Петлю уже затянули, когда капитан Раймон де Бри сказал: «Снимите её».
Девушка висела на суку старого дуба — босая, в разодранном платье, с кляпом во рту. Местные крестьяне стояли полукругом с факелами, и в их глазах горело то самое праведное бешенство, которое Раймон знал лучше, чем молитву. Он видел его в Кале, в Креси, в разграбленных деревнях, где женщины кричали так же, как эта — беззвучно, сквозь тряпку.
— Господнее дело, — прошамкал старик с топором. — Ведьмино отродье. У нас трое детей извела, пока мы её не скрутили.
Раймон сплюнул на землю. Отряд стоял за его спиной — двадцать три наёмника, псы без хозяина, после проигранной битвы бродившие по лесам в поисках жалованья. Или женщины.
— Она моя, — сказал капитан, не оборачиваясь. — Забираю как плату за постой.
Крестьяне замялись. Пятеро против двадцати трёх — не спорят. Старик развязал верёвку, девушка упала в грязь лицом вниз и не шевелилась. Раймон подхватил её за шиворот, перекинул через седло и повёл отряд к заброшенной сторожке у болота, где они разбили лагерь.
Никто не спросил её имени.
Внутри сторожки пахло прелым сеном и мышами. Раймон привязал девушку к столбу, снял кляп и поднёс к её лицу фонарь.
Она была молода — лет шестнадцать, не больше. Глаза серые, почти белые, без единой слезинки. Губы потрескались, но она не просила воды.
— Как звать? — спросил Раймон.
— Мари, — ответила девушка. Голос сухой, как трут.
— Мари, ты ведьма?
Она улыбнулась.
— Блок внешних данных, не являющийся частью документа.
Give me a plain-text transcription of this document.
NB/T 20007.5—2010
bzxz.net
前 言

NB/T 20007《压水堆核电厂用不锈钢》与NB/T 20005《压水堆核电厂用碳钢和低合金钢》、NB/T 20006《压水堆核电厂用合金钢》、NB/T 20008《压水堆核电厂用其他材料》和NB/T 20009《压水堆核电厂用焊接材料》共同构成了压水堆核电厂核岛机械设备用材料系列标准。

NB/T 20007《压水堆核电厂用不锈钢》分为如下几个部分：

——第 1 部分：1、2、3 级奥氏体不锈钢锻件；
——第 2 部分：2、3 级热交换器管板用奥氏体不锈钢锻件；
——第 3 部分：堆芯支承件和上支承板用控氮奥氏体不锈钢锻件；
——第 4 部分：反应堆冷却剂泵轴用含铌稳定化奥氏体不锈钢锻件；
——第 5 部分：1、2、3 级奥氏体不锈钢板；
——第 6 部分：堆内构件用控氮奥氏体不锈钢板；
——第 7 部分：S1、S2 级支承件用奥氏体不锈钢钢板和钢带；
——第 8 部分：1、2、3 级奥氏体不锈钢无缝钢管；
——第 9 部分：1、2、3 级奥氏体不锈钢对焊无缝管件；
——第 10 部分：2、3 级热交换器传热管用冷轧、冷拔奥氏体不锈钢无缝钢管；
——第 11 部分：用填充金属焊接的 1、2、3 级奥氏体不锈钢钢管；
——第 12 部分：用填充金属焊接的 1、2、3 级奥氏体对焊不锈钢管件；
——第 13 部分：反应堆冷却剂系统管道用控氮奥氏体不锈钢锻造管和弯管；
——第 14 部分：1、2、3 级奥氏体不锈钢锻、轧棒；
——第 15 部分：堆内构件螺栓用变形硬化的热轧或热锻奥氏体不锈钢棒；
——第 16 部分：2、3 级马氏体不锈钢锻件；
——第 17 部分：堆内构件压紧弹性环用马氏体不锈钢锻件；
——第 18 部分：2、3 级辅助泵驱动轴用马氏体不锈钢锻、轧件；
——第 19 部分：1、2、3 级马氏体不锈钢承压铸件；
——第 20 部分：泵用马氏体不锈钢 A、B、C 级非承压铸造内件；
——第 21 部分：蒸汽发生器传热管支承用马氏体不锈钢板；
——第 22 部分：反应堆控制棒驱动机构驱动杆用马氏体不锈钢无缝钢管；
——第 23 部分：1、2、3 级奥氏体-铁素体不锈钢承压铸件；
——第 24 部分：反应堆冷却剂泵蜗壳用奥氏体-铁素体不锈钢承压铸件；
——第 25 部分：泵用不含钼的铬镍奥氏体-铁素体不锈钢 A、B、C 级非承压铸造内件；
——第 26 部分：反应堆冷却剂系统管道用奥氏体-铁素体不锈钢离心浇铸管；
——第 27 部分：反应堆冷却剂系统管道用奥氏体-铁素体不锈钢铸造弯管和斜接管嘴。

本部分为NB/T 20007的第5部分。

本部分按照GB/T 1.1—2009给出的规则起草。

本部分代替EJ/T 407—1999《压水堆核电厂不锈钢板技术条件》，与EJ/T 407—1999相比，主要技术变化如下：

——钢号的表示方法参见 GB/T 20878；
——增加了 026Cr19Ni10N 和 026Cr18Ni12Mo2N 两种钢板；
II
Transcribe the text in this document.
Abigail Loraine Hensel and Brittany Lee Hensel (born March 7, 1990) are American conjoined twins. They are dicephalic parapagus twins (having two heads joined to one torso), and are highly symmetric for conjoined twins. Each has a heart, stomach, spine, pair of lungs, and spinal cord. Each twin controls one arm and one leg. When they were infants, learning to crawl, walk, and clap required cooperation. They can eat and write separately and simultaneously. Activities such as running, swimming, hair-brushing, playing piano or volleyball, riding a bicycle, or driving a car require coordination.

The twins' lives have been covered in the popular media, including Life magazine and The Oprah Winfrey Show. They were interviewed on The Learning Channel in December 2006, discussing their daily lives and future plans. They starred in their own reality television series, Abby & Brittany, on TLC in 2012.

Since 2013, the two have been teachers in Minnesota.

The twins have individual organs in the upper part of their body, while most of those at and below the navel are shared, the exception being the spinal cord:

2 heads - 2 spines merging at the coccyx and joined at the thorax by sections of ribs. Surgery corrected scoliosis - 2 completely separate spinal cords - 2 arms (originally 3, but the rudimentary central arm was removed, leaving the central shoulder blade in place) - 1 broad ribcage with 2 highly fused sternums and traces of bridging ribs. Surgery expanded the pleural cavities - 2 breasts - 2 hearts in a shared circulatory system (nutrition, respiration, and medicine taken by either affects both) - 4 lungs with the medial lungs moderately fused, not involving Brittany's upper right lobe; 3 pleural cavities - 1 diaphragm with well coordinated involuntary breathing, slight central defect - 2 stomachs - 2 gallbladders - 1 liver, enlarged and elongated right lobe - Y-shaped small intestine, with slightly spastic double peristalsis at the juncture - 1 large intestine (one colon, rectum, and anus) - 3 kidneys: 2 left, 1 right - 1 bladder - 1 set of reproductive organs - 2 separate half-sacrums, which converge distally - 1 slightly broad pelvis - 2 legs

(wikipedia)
В этой улыбке не было страха — только усталость, какая бывает у кошек, которых слишком долго мучили дети.
— А ты хочешь, чтобы я была ведьмой? Тогда ты сможешь трахать её без угрызений.
Раймон ударил её по лицу. Не сильно — так, для порядка. Голова мотнулась в сторону, из разбитой губы потекла кровь. Девушка слизнула её и снова посмотрела капитану прямо в глаза.
— Я действительно ведьма, — прошептала она. — Но я не летаю на мётлах. Не варю зелья из жаб. Я — это тот зуд, что под кожей. Тот, который заставит тебя выскребать себя ложкой, когда поймёшь, что внутри уже не твоё.
Раймон хотел рассмеяться. Вместо этого он почему-то поёжился. В сторожке стало холодно — или ему показалось.
— Заткнись, — сказал он и вышел к костру, где его люди уже резали украденную овцу.
Ночь прошла без происшествий. Раймон взял девушку дважды — сначала грубо, потом, под утро, почти нежно. Она не сопротивлялась. Лежала на спине, глядя в прогнивший потолок, и молчала. Только один раз, когда он кончил, её губы шевельнулись. Он не разобрал слов.
Утром Раймон проснулся от зуда.
Сначала он подумал — блохи. В сторожке их было полно. Но зуд был не на коже. Глубже. Словно под ногтями кто-то водил тонкой иглой. Он потёр пальцы, посмотрел на руки — ничего. Чисто.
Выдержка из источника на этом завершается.